I would spend other free time buttoning up wedding details that can be worked on now. Alleviate as much stress as you can before rejoining the work force. Any new job comes with about three months’ worth of stress while settling in to the new position.
Post # 14
A wedding is a party and shouldn’t be a hobby or something that you put your career on hold for.
1. Medical coverage: if you aren’t married and quit will you have or get sufficient medical coverage?
2. If you find a better job, will they want to hire you knowing you’ll need a honeymoon after the wedding?
Ultimately, yes it’s selfish. But: it’s okay to be occasionally selfish in a relationship. Quitting the job isn’t the problem to me. To me the concern is the wishy washy my health, to rest, to study, to plan my wedding but I’ll look for a job. It’s like you don’t know what you want or what you’ll do.
I have quit one job before. But it was a “I’m quitting, I’ll live in a box if I have to and my husband said he will live in it with me if necessary because it’s that bad” of a situation. I did everything in my power immediately to find a job. We could survive on his income just fine, but I didn’t feel like it was fair to reduce our means that much without making a job my priority.
To me, I’d have another discussion with fiancé.

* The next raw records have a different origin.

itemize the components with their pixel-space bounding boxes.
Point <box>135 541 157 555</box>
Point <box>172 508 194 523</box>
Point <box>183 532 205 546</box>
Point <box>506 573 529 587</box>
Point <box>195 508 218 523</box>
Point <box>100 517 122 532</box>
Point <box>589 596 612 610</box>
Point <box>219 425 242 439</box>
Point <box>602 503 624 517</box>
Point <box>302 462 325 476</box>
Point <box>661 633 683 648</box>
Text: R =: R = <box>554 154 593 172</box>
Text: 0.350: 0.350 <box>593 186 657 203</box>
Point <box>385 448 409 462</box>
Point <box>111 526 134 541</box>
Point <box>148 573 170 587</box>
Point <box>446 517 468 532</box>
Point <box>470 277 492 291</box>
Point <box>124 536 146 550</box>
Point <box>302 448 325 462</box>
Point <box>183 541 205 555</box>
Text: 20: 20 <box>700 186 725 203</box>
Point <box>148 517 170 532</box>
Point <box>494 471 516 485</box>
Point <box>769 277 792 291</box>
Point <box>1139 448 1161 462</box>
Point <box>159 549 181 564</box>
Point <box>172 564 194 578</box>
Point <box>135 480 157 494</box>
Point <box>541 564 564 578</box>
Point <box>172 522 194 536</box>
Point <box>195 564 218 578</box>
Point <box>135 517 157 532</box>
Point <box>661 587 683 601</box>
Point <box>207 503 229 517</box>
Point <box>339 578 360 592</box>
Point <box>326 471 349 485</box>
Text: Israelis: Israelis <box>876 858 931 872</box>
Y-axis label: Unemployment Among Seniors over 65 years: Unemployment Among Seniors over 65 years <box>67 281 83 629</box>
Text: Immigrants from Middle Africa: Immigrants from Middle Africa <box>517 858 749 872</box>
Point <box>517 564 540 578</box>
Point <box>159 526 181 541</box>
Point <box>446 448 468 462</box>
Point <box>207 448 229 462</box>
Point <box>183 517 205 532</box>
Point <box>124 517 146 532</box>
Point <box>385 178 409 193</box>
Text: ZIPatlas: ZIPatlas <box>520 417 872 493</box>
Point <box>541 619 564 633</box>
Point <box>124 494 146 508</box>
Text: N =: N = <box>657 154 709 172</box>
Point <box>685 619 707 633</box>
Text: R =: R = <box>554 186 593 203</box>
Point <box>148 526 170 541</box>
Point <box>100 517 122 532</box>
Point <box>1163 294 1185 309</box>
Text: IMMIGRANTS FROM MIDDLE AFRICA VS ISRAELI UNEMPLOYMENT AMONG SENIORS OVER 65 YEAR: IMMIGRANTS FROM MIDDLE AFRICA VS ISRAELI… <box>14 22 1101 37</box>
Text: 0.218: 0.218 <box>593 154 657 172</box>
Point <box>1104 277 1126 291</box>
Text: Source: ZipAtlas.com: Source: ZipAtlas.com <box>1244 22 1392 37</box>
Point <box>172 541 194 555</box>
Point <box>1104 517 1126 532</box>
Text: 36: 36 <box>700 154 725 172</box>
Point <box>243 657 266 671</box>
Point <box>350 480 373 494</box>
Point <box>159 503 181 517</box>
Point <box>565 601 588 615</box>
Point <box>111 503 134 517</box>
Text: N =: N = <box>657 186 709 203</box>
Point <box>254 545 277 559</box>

I’d agree to exactly when I’d quit, what I’d be doing and when I’d make a new job a priority. I’d make sure he was totally okay with it and we were prepared with savings and our quality of life wouldn’t be strongly impacted… even assuming it took longer to find a job than expected.
Then I’d follow through as agreed and not rely on strangers to tell me if they approve.
Post # 15
Going off of what @jellybellynelly was saying, I think you can change up your mindset some. I happen to love my job and where I work, yet at the end of the day I am still working because I have to**.
You are in the enviable position that you don’t HAVE to work this job. Your fiancé is supportive of you quitting and staying home awhile. So if you’re already in a place where you’re willing to quit then why do you care if you’re “expected” to stay late and work weekends? Use this opportunity to lay down better boundaries with your work. If they tell you to pack, well, that’s just one fewer decision you have to make, right?
You can also file for unemployment if they fire/lay you off (as long as it’s not for gross misconduct), whereas you wouldn’t be able to if you quit.
**Part of my “have to” is because I truly have no desire to stay home full time. I enjoy time off of work only because I have work to take off from. Same reason I don’t want to start my own business because then there’s really no such thing as paid time off, lol.